Por livramento de Deus, seu ódio não teve pleno sucesso, embora tenha me deixado marcas físicas que jamais poderei superar. As dores mais profundas na minha psique não se apagaram e só foram superadas porque sobrevivi, graças a Deus, o que me permitiu ter uma segunda chance – mesmo com muitas limitações. Assim, foi possível acompanhar o desenvolvimento das minhas filhas, participado das suas muitas alegrias e por estar usufruindo do crescimento e desenvolvimento das minhas 3 netas e 3 netos.
Infelizmente, tal oportunidade não teve a Juíza Viviane Arronenzzi! Fico pensando como será explicado às suas filhas o que ocorreu quando tiverem consciência da sua cidadania, quando tornarem-se mulheres e mães?

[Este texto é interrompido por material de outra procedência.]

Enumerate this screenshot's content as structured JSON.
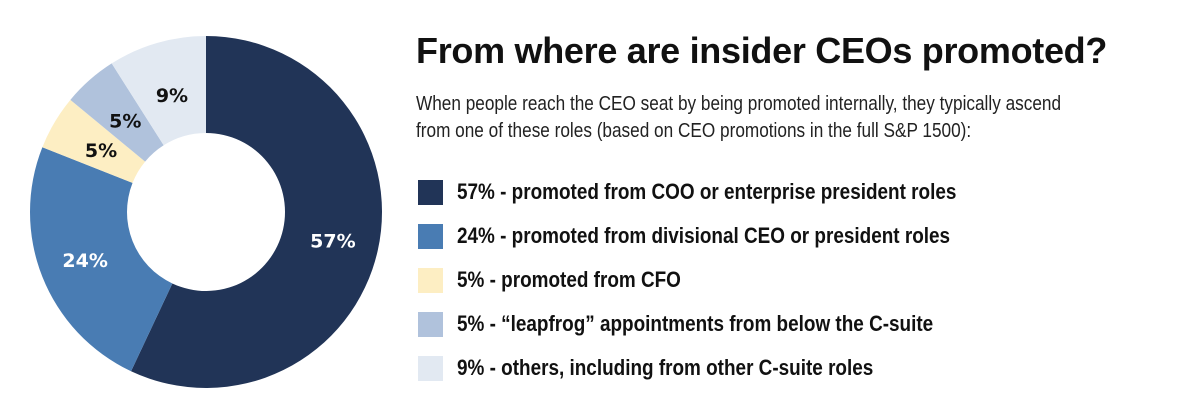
{
  "chart_data": {
    "type": "pie",
    "donut": true,
    "title": "From where are insider CEOs promoted?",
    "subtitle": [
      "When people reach the CEO seat by being promoted internally, they typically ascend",
      "from one of these roles  (based on CEO promotions in the full S&P 1500):"
    ],
    "slices": [
      {
        "value": 57,
        "label": "57%",
        "legend": "57% - promoted from COO or enterprise president roles",
        "color": "#213457",
        "label_color": "#ffffff"
      },
      {
        "value": 24,
        "label": "24%",
        "legend": "24% - promoted from divisional CEO or president roles",
        "color": "#497cb3",
        "label_color": "#ffffff"
      },
      {
        "value": 5,
        "label": "5%",
        "legend": "5% - promoted from CFO",
        "color": "#fdeec3",
        "label_color": "#111111"
      },
      {
        "value": 5,
        "label": "5%",
        "legend": "5% - “leapfrog” appointments from below the C-suite",
        "color": "#b0c2dc",
        "label_color": "#111111"
      },
      {
        "value": 9,
        "label": "9%",
        "legend": "9% - others, including from other C-suite roles",
        "color": "#e2e9f2",
        "label_color": "#111111"
      }
    ],
    "start": "top",
    "direction": "clockwise",
    "legend_position": "right"
  }
}
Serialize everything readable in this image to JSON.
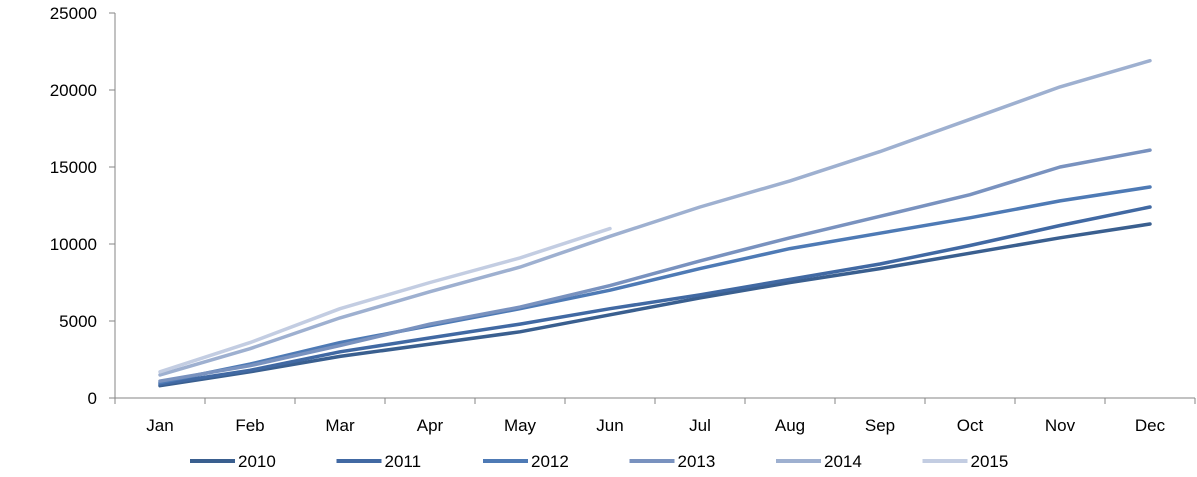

Na minha história, a dor se transformou em luta e o pesadelo vivido se transformou no sonho de poder, de certo modo, contribuir para que se possa superar o escândalo dessa covardia insistente em nossa sociedade. Sou apenas uma de tantas outras, sou uma sobrevivente entre milhares que não tiveram a mesma sorte. Por algum acaso do destino, consegui escapar das estatísticas que falam de um Brasil mortal, que a cada minuto ceifa a vida de mulheres como eu, pelo simples fato de não desejarem mais manter uma relação ou pelo simples fato de serem mulheres. A Lei que carrega meu nome, como os dispositivos presentes na Declaração Universal dos Direitos Humanos, é uma conquista, mas ela não pode ficar só no papel.
Este ano, a Lei Maria da Penha completa 15 anos. No entanto, os casos da adolescente Eloá (assassinada pelo ex-namorado em 2008), da atriz e modelo Eliza Samúdio (assassinada pelo jogador Bruno, em 2010), da advogada Mércia Nakashima (assassinada pelo namorado, em 2010), da cabeleireira Maria Islaine (assassinada pelo ex-marido, com 9 tiros diante das câmeras do salão onde trabalhava – mesmo com oito boletins de ocorrência e medida protetiva, em 2010) e da procuradora federal Ana Alice Moreira de Melo (assassinada pelo marido, em 2012), mostram que a lei, sem sua efetiva execução, nada é, nada significa e nada diz. Uma lei elaborada por pessoas como nós precisa de mecanismos eficientes para sua real existência. Ou seja, a lei depende do nosso compromisso, do nosso trabalho, do nosso efetivo envolvimento com ela e da aceitação de tudo o que ela representa. Se a lei por si só não é garantia, é porque ela precisa de cada um de nós, do trabalho efetivo e do compromisso daqueles que ainda têm lucidez e discernimento.